Furthermore, since Poland is a member of the Organization for Economic Cooperation and Development (OECD), more changes related specifically to cryptocurrency businesses await in due course. The OECD has recently introduced a new international tax transparency framework, entitled Crypto-Asset Reporting Framework (CARF), the policies of which should eventually be transposed into Polish legislation. In a nutshell, the aim of the framework is to automate tax reporting and facilitate international sharing of the relevant data which will raise crypto taxation standards by keeping tax authorities across the member countries well-informed.
Corporate Income Tax
The Corporate Income Tax remains at 19% but in 2023 some important changes will be implemented as amendments to the Polish Corporate Income Tax Act will come into effect. To start with, the implementation of the minimum income tax has been suspended until the end of the year and the profitability ratio that will make a company liable for the minimum income tax has now been increased from 1% to 2%.
When it comes to the capital gains exemption, it will be applicable even if the sold company owns at least 5% of the shares in another company and when the subsidiary benefits from an exemption on income from activity conducted in a Special Economic Zone or within a Polish Investment Zone.

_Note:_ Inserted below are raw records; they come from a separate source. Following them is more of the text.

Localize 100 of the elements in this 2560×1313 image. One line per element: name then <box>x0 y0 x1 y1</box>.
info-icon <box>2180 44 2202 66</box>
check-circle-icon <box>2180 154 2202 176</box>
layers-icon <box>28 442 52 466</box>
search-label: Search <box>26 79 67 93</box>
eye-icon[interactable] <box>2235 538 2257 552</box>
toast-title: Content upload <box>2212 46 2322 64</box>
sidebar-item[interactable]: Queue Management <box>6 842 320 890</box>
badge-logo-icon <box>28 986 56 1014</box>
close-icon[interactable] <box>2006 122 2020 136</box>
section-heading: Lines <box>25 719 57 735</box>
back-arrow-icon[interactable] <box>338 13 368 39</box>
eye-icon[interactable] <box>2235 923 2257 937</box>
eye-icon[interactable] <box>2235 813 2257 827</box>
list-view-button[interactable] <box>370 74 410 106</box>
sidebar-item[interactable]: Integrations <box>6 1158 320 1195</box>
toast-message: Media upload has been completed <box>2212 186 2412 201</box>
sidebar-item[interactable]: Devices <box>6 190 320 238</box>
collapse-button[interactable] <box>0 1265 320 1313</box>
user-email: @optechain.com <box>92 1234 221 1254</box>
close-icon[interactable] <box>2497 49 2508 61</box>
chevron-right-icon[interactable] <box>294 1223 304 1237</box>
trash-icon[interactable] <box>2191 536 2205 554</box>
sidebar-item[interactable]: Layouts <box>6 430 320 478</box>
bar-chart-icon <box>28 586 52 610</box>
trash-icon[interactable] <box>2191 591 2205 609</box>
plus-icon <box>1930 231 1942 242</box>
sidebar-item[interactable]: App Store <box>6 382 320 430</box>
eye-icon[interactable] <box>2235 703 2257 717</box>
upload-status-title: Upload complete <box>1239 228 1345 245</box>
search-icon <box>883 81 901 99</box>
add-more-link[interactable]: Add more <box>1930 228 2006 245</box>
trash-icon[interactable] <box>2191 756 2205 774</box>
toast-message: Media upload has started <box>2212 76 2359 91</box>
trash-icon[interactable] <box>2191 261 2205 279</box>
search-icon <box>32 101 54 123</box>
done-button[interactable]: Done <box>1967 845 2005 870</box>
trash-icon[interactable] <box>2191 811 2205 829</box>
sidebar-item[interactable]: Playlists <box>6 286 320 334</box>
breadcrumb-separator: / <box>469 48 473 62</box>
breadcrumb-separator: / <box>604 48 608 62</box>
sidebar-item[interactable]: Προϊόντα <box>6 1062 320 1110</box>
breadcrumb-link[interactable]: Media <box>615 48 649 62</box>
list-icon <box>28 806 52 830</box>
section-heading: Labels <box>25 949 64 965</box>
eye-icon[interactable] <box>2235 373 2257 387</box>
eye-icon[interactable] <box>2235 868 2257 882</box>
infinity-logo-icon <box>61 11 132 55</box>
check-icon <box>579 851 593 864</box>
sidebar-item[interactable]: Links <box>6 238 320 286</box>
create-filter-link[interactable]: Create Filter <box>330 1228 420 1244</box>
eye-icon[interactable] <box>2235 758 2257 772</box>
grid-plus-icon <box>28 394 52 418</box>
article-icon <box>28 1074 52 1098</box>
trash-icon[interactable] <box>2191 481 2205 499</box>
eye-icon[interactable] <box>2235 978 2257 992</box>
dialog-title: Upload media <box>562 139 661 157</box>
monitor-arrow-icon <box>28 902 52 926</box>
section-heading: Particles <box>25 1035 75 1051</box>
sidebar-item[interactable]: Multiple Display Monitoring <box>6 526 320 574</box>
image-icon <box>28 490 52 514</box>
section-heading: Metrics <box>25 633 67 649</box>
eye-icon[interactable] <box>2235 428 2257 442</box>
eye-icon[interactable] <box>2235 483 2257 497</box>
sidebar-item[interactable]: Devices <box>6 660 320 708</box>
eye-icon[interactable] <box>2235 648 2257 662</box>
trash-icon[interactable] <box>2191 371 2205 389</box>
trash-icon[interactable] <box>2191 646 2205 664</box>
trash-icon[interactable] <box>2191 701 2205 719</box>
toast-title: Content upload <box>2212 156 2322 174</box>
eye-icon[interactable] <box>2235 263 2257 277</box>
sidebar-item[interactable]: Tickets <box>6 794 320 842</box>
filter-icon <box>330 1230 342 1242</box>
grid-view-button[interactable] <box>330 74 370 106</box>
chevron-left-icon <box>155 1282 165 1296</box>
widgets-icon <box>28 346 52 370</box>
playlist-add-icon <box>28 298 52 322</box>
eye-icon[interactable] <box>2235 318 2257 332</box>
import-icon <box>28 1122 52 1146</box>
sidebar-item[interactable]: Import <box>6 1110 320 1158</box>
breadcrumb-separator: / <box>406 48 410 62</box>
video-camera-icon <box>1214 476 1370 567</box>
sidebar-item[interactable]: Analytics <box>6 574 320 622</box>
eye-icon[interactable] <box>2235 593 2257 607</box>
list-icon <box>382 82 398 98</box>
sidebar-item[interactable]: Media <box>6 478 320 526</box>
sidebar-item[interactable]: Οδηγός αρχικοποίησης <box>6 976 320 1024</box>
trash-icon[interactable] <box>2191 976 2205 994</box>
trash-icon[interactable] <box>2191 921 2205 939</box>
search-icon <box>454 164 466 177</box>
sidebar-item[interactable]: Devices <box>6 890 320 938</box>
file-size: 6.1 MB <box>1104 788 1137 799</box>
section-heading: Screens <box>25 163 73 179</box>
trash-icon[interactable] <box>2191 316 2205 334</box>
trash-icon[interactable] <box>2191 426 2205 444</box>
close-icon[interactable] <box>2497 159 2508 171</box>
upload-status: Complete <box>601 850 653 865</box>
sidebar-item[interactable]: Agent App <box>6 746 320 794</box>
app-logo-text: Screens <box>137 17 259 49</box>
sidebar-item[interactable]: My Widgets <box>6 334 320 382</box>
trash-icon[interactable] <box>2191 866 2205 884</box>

Another relaxation of rules pertains to the transactions with entities in tax havens. The documentation thresholds for transactions carried out directly with tax haven companies have been increased to 2,5 mill. PLN (approx. 532,000 EUR) for financial transactions and 500,000 PLN (approx. 106,500 EUR) for non-financial transactions. There are more amendments to the Polish Corporate Income Tax Act which we would be pleased to consult you on during a face-to-face meeting which you’re welcome to schedule now.
Value-Added Tax (VAT)
The standard VAT rate remains at 23% and cryptocurrency transactions will remain VAT-exempt. However, there are other relevant changes that will impact local businesses. As of January 2023, Polish companies will be allowed to create VAT groups where each group will be treated as a single taxable person for Polish VAT purposes. It’s an optional step but can have such advantages as intra-group transactions being disregarded (although they still must be recorded). To be eligible for a VAT group in Poland, companies should prove existing financial, economic, and organisational bonds.
Key allowances and conditions for VAT groups:
- The minimum period of a VAT group’s existence is three years
- Permanent establishments and branches can join such groups
- An application must be filled out in order to initiate a group formation (once it’s approved, a group VAT number is granted to the group members)
- Each VAT group member is jointly and individually liable for VAT debts and penalties imposed on the entire group
- All members of a VAT group are obligated to submit one consolidated VAT return, and it’s not permitted to file separate individual VAT returns for each entity
The rates of the Withholding Tax remain between 19% and 20% but 2023 will bring inherent changes as the regulations of the pay and refund system have become more straightforward. First of all, the amendment of the Polish Corporate Income Tax Act considerably extends the deadlines for filing applications for reduced tax rates. The new rules will allow for exemptions or reduced rates for certain payments under 2 mill. PLN (approx. 425,800 EUR) which a remitter can apply for by filing a statement once in the tax year.
Social Security Contributions
As of January 2023, general partners of Joint-Stock Limited Partnerships will be subject to health insurance contributions from the commencement of their business activities, as they won’t be able to avail of the allowance for startups. Other than that, the rules for Social Security Contributions remain the same. Every month employers are obligated to pay 19,21–22.41% of the gross salary of an employee which covers pension insurance, sickness insurance, disability insurance, accident insurance, and labour fund.